Thankfully, as we boarded the bus and took a look around, there were enough people from an older generation that my concerns dissipated.
The bus dropped us at the ferry terminal and we hopped aboard the 50 minute ferry. An educational recording was playing during the journey but I really couldn’t tell you what was said. I can tell you that there were massive amounts of jellyfish in the water!
When the ferry arrived we were separated into different groups. Turns out the “older crowd” wouldn’t be joining us… Uh oh. Then we saw our next mode of transport… a bright pink 4WD bus featuring a dingo with attitude. Oh dear. What did we get ourselves into?
We all hopped in the bus with our friendly guide and hit the… sand. Something you need to know about Fraser Island: It is entirely made up of sand. The paved roads stop after the resort. There is no soil. Just sand. Which makes for a fairly bumpy and very fun ride.

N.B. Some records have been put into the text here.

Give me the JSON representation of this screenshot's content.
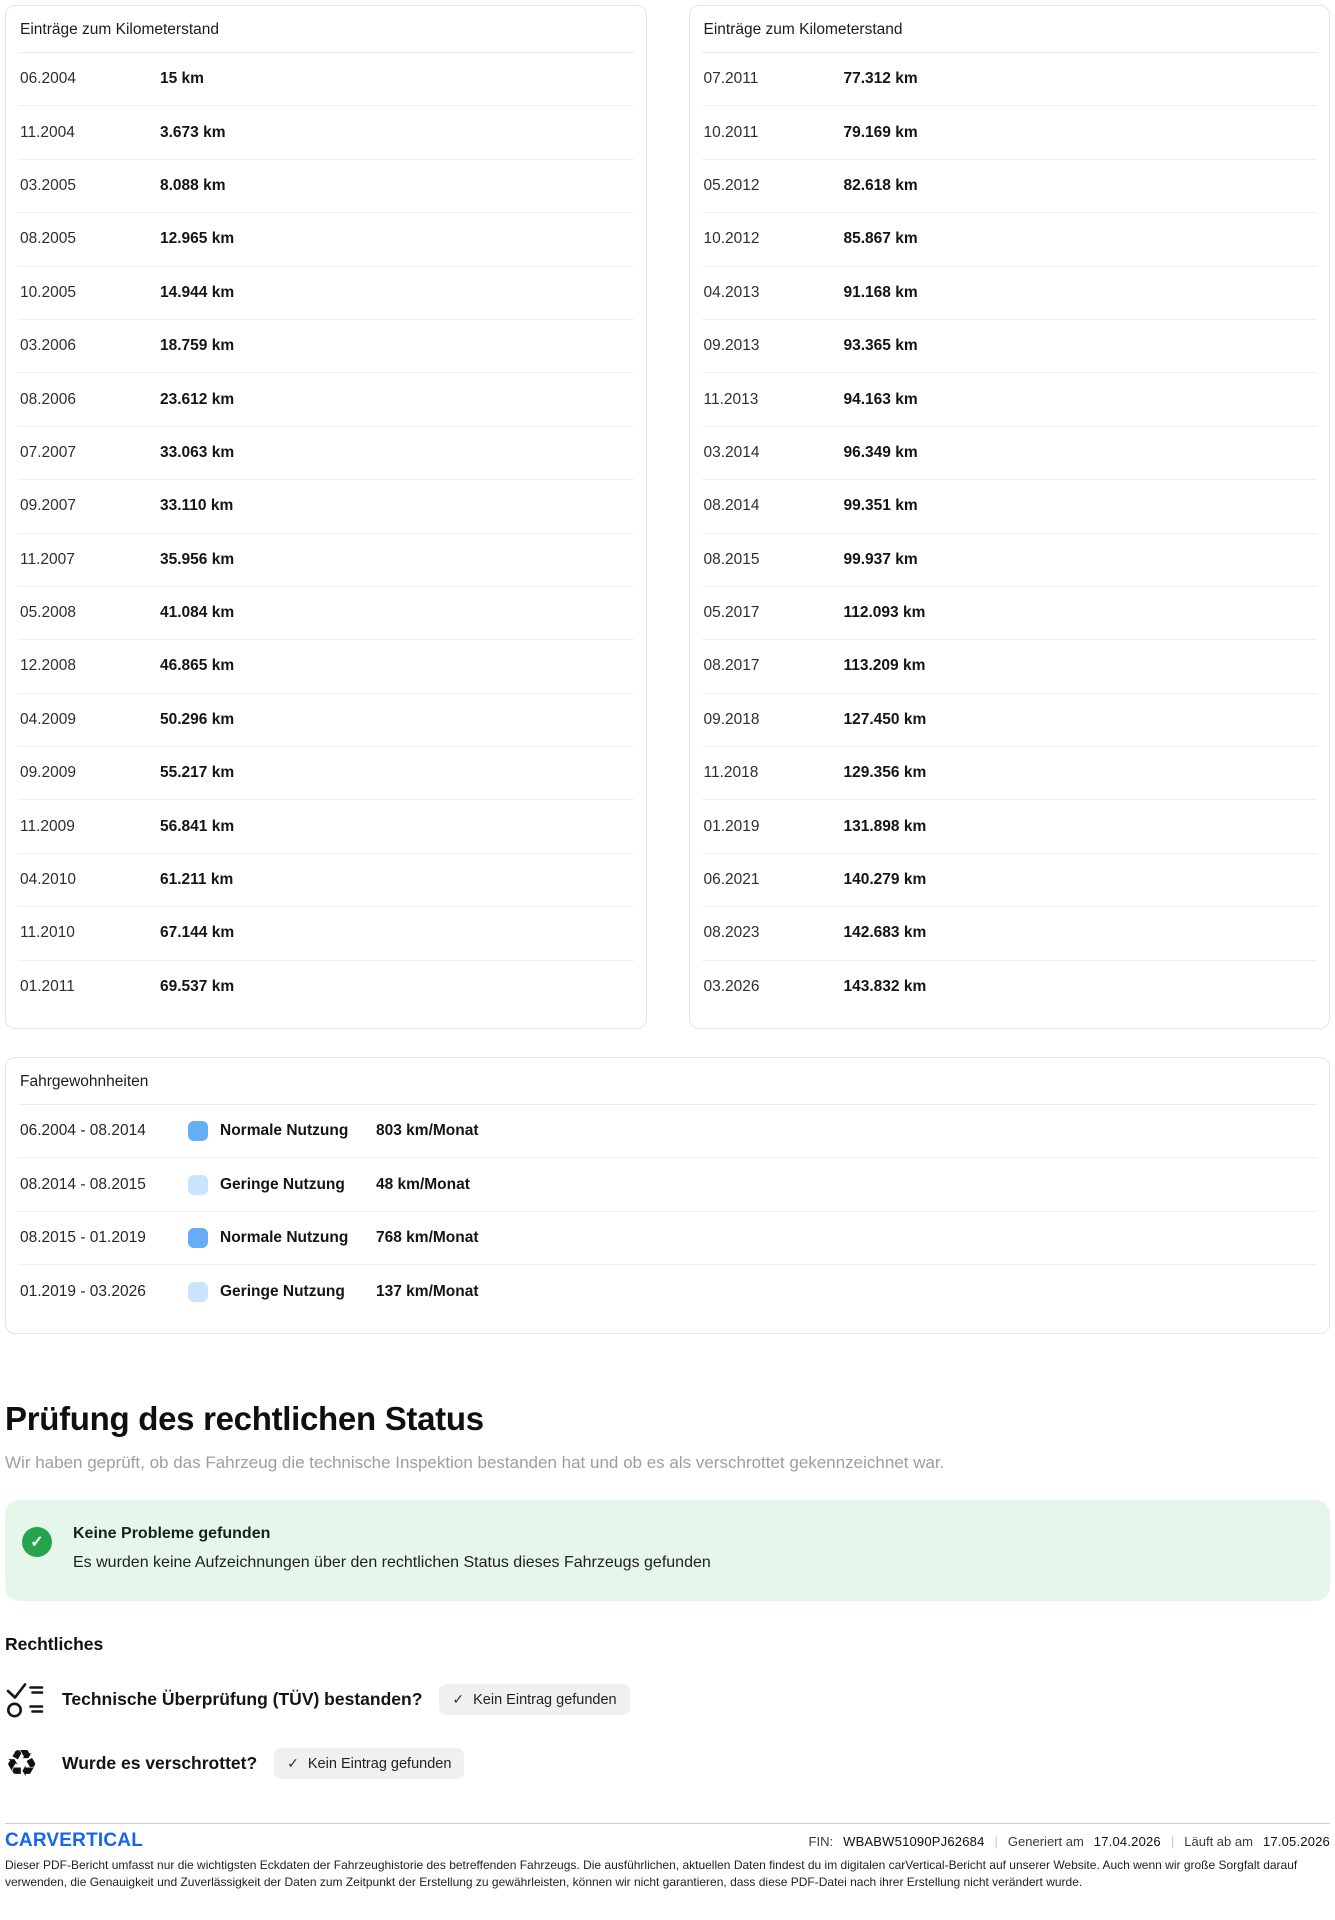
{
  "mileage_tables": [
    {
      "title": "Einträge zum Kilometerstand",
      "rows": [
        {
          "date": "06.2004",
          "km": "15 km"
        },
        {
          "date": "11.2004",
          "km": "3.673 km"
        },
        {
          "date": "03.2005",
          "km": "8.088 km"
        },
        {
          "date": "08.2005",
          "km": "12.965 km"
        },
        {
          "date": "10.2005",
          "km": "14.944 km"
        },
        {
          "date": "03.2006",
          "km": "18.759 km"
        },
        {
          "date": "08.2006",
          "km": "23.612 km"
        },
        {
          "date": "07.2007",
          "km": "33.063 km"
        },
        {
          "date": "09.2007",
          "km": "33.110 km"
        },
        {
          "date": "11.2007",
          "km": "35.956 km"
        },
        {
          "date": "05.2008",
          "km": "41.084 km"
        },
        {
          "date": "12.2008",
          "km": "46.865 km"
        },
        {
          "date": "04.2009",
          "km": "50.296 km"
        },
        {
          "date": "09.2009",
          "km": "55.217 km"
        },
        {
          "date": "11.2009",
          "km": "56.841 km"
        },
        {
          "date": "04.2010",
          "km": "61.211 km"
        },
        {
          "date": "11.2010",
          "km": "67.144 km"
        },
        {
          "date": "01.2011",
          "km": "69.537 km"
        }
      ]
    },
    {
      "title": "Einträge zum Kilometerstand",
      "rows": [
        {
          "date": "07.2011",
          "km": "77.312 km"
        },
        {
          "date": "10.2011",
          "km": "79.169 km"
        },
        {
          "date": "05.2012",
          "km": "82.618 km"
        },
        {
          "date": "10.2012",
          "km": "85.867 km"
        },
        {
          "date": "04.2013",
          "km": "91.168 km"
        },
        {
          "date": "09.2013",
          "km": "93.365 km"
        },
        {
          "date": "11.2013",
          "km": "94.163 km"
        },
        {
          "date": "03.2014",
          "km": "96.349 km"
        },
        {
          "date": "08.2014",
          "km": "99.351 km"
        },
        {
          "date": "08.2015",
          "km": "99.937 km"
        },
        {
          "date": "05.2017",
          "km": "112.093 km"
        },
        {
          "date": "08.2017",
          "km": "113.209 km"
        },
        {
          "date": "09.2018",
          "km": "127.450 km"
        },
        {
          "date": "11.2018",
          "km": "129.356 km"
        },
        {
          "date": "01.2019",
          "km": "131.898 km"
        },
        {
          "date": "06.2021",
          "km": "140.279 km"
        },
        {
          "date": "08.2023",
          "km": "142.683 km"
        },
        {
          "date": "03.2026",
          "km": "143.832 km"
        }
      ]
    }
  ],
  "driving_habits": {
    "title": "Fahrgewohnheiten",
    "rows": [
      {
        "period": "06.2004 - 08.2014",
        "usage": "normal",
        "label": "Normale Nutzung",
        "rate": "803 km/Monat"
      },
      {
        "period": "08.2014 - 08.2015",
        "usage": "light",
        "label": "Geringe Nutzung",
        "rate": "48 km/Monat"
      },
      {
        "period": "08.2015 - 01.2019",
        "usage": "normal",
        "label": "Normale Nutzung",
        "rate": "768 km/Monat"
      },
      {
        "period": "01.2019 - 03.2026",
        "usage": "light",
        "label": "Geringe Nutzung",
        "rate": "137 km/Monat"
      }
    ]
  },
  "legal": {
    "heading": "Prüfung des rechtlichen Status",
    "subtitle": "Wir haben geprüft, ob das Fahrzeug die technische Inspektion bestanden hat und ob es als verschrottet gekennzeichnet war.",
    "status_title": "Keine Probleme gefunden",
    "status_text": "Es wurden keine Aufzeichnungen über den rechtlichen Status dieses Fahrzeugs gefunden",
    "status_check": "✓",
    "subheading": "Rechtliches",
    "items": [
      {
        "icon": "checklist-icon",
        "question": "Technische Überprüfung (TÜV) bestanden?",
        "badge_check": "✓",
        "badge": "Kein Eintrag gefunden"
      },
      {
        "icon": "recycle-icon",
        "question": "Wurde es verschrottet?",
        "badge_check": "✓",
        "badge": "Kein Eintrag gefunden"
      }
    ],
    "recycle_glyph": "♻"
  },
  "footer": {
    "logo": "CARVERTICAL",
    "fin_label": "FIN:",
    "fin_value": "WBABW51090PJ62684",
    "separator": "|",
    "generated_label": "Generiert am",
    "generated_value": "17.04.2026",
    "expires_label": "Läuft ab am",
    "expires_value": "17.05.2026",
    "disclaimer": "Dieser PDF-Bericht umfasst nur die wichtigsten Eckdaten der Fahrzeughistorie des betreffenden Fahrzeugs. Die ausführlichen, aktuellen Daten findest du im digitalen carVertical-Bericht auf unserer Website. Auch wenn wir große Sorgfalt darauf verwenden, die Genauigkeit und Zuverlässigkeit der Daten zum Zeitpunkt der Erstellung zu gewährleisten, können wir nicht garantieren, dass diese PDF-Datei nach ihrer Erstellung nicht verändert wurde."
  },
  "colors": {
    "normal_usage": "#64aef5",
    "light_usage": "#c9e4fc",
    "status_green": "#27a44b",
    "status_bg": "#e5f6ea",
    "brand_blue": "#1566e8",
    "badge_bg": "#f0f0f0"
  }
}
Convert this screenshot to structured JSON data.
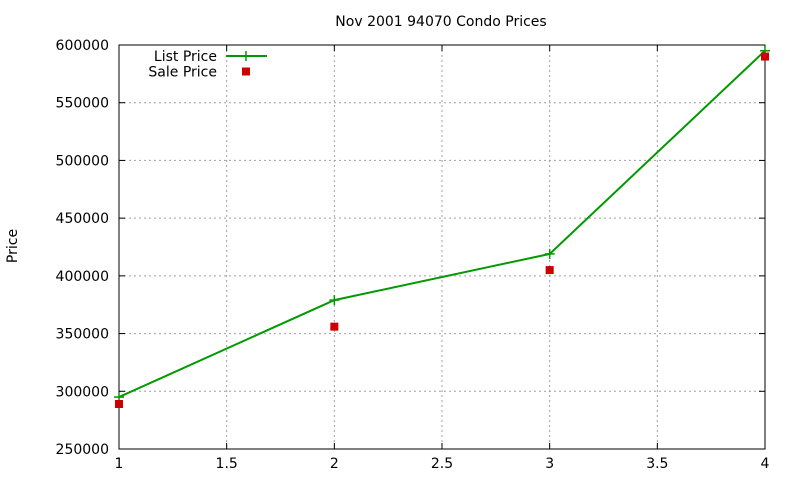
{
  "chart_data": {
    "type": "line",
    "title": "Nov 2001 94070 Condo Prices",
    "xlabel": "",
    "ylabel": "Price",
    "xlim": [
      1,
      4
    ],
    "ylim": [
      250000,
      600000
    ],
    "x_ticks": [
      "1",
      "1.5",
      "2",
      "2.5",
      "3",
      "3.5",
      "4"
    ],
    "y_ticks": [
      "250000",
      "300000",
      "350000",
      "400000",
      "450000",
      "500000",
      "550000",
      "600000"
    ],
    "grid": true,
    "legend_position": "top-left",
    "series": [
      {
        "name": "List Price",
        "style": "linespoints",
        "marker": "plus",
        "color": "#009900",
        "x": [
          1,
          2,
          3,
          4
        ],
        "y": [
          295000,
          379000,
          419000,
          595000
        ]
      },
      {
        "name": "Sale Price",
        "style": "points",
        "marker": "square",
        "color": "#cc0000",
        "x": [
          1,
          2,
          3,
          4
        ],
        "y": [
          289000,
          356000,
          405000,
          590000
        ]
      }
    ]
  }
}
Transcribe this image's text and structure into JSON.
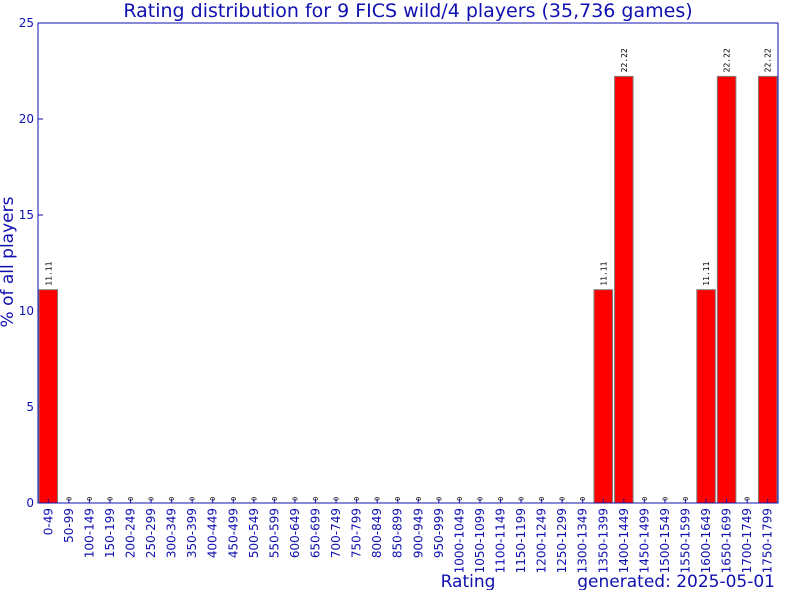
{
  "chart_data": {
    "type": "bar",
    "title": "Rating distribution for 9 FICS wild/4 players (35,736 games)",
    "xlabel": "Rating",
    "ylabel": "% of all players",
    "footer": "generated: 2025-05-01",
    "ylim": [
      0,
      25
    ],
    "yticks": [
      "0",
      "5",
      "10",
      "15",
      "20",
      "25"
    ],
    "bar_color": "#ff0000",
    "categories": [
      "0-49",
      "50-99",
      "100-149",
      "150-199",
      "200-249",
      "250-299",
      "300-349",
      "350-399",
      "400-449",
      "450-499",
      "500-549",
      "550-599",
      "600-649",
      "650-699",
      "700-749",
      "750-799",
      "800-849",
      "850-899",
      "900-949",
      "950-999",
      "1000-1049",
      "1050-1099",
      "1100-1149",
      "1150-1199",
      "1200-1249",
      "1250-1299",
      "1300-1349",
      "1350-1399",
      "1400-1449",
      "1450-1499",
      "1500-1549",
      "1550-1599",
      "1600-1649",
      "1650-1699",
      "1700-1749",
      "1750-1799"
    ],
    "values": [
      11.11,
      0,
      0,
      0,
      0,
      0,
      0,
      0,
      0,
      0,
      0,
      0,
      0,
      0,
      0,
      0,
      0,
      0,
      0,
      0,
      0,
      0,
      0,
      0,
      0,
      0,
      0,
      11.11,
      22.22,
      0,
      0,
      0,
      11.11,
      22.22,
      0,
      22.22
    ],
    "data_labels": [
      "11.11",
      "0",
      "0",
      "0",
      "0",
      "0",
      "0",
      "0",
      "0",
      "0",
      "0",
      "0",
      "0",
      "0",
      "0",
      "0",
      "0",
      "0",
      "0",
      "0",
      "0",
      "0",
      "0",
      "0",
      "0",
      "0",
      "0",
      "11.11",
      "22.22",
      "0",
      "0",
      "0",
      "11.11",
      "22.22",
      "0",
      "22.22"
    ]
  }
}
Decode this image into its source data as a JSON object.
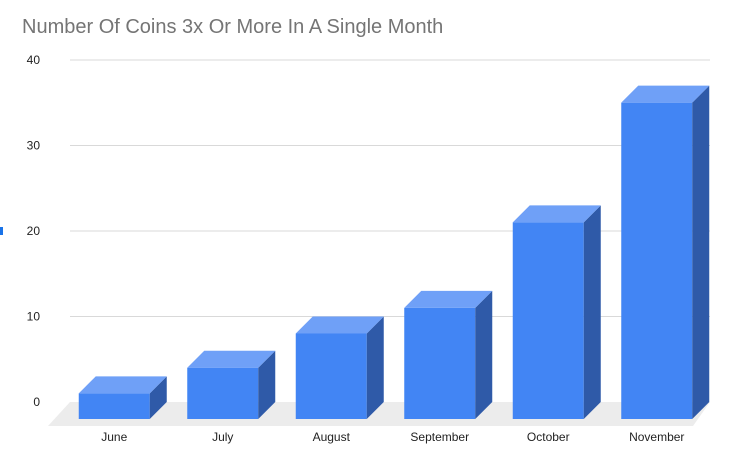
{
  "chart_data": {
    "type": "bar",
    "title": "Number Of Coins 3x Or More In A Single Month",
    "categories": [
      "June",
      "July",
      "August",
      "September",
      "October",
      "November"
    ],
    "values": [
      3,
      6,
      10,
      13,
      23,
      37
    ],
    "xlabel": "",
    "ylabel": "",
    "ylim": [
      0,
      40
    ],
    "yticks": [
      "0",
      "10",
      "20",
      "30",
      "40"
    ],
    "grid": true,
    "legend": "none",
    "bar_style": "3d",
    "colors": {
      "bar_front": "#4285f4",
      "bar_top": "#6fa0f7",
      "bar_side": "#2f5aa8",
      "floor": "#ececec",
      "grid": "#d9d9d9",
      "title": "#757575"
    }
  }
}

We bumped our way all the way to Lake McKenzie, one of the island’s highlights and biggest draws. The lake has crystal clear water and white silica sand. I spent a good amount of time giving my arms and legs a good sandy scrub down and emerged from the lake feeling quite soft and smooth.
After Lake McKenzie we made our way over to Basin Lake. Basin Lake is a window lake which means it is basically a hole in the sand over an aquifer. Visitors aren’t allowed to swim in it, but it was a pretty hike and a beautiful sight.
Next we had lunch and did a bit more traipsing about in the bush near Central Station and Wangoolba Creek. Our guide was so knowledgable and informative that there’s no way I could ever repeat what he taught us. I really should have been taking notes.
After all the exploration we were taken to our comfortable accommodation for the night. We paid for a quad share but I suspect that booking last minute was the reason we got the room to ourselves. We cleaned up for dinner and enjoyed a delicious vaguely Mexican buffet style meal. I kept one eye on the disco that would surely be the site of future activities and drinking games… But, not really. Despite the blasting music and flashing lights, most people opted to turn in fairly early. After all, we had to be up and ready for Day 2 of our Fraser Island adventure!
PS Let me just sneak in a few more facts about Fraser Island:
– It is the largest sand island in the world.
– 865 species thrive on the island.
– It is the only place on earth where tall rainforest grows in sand.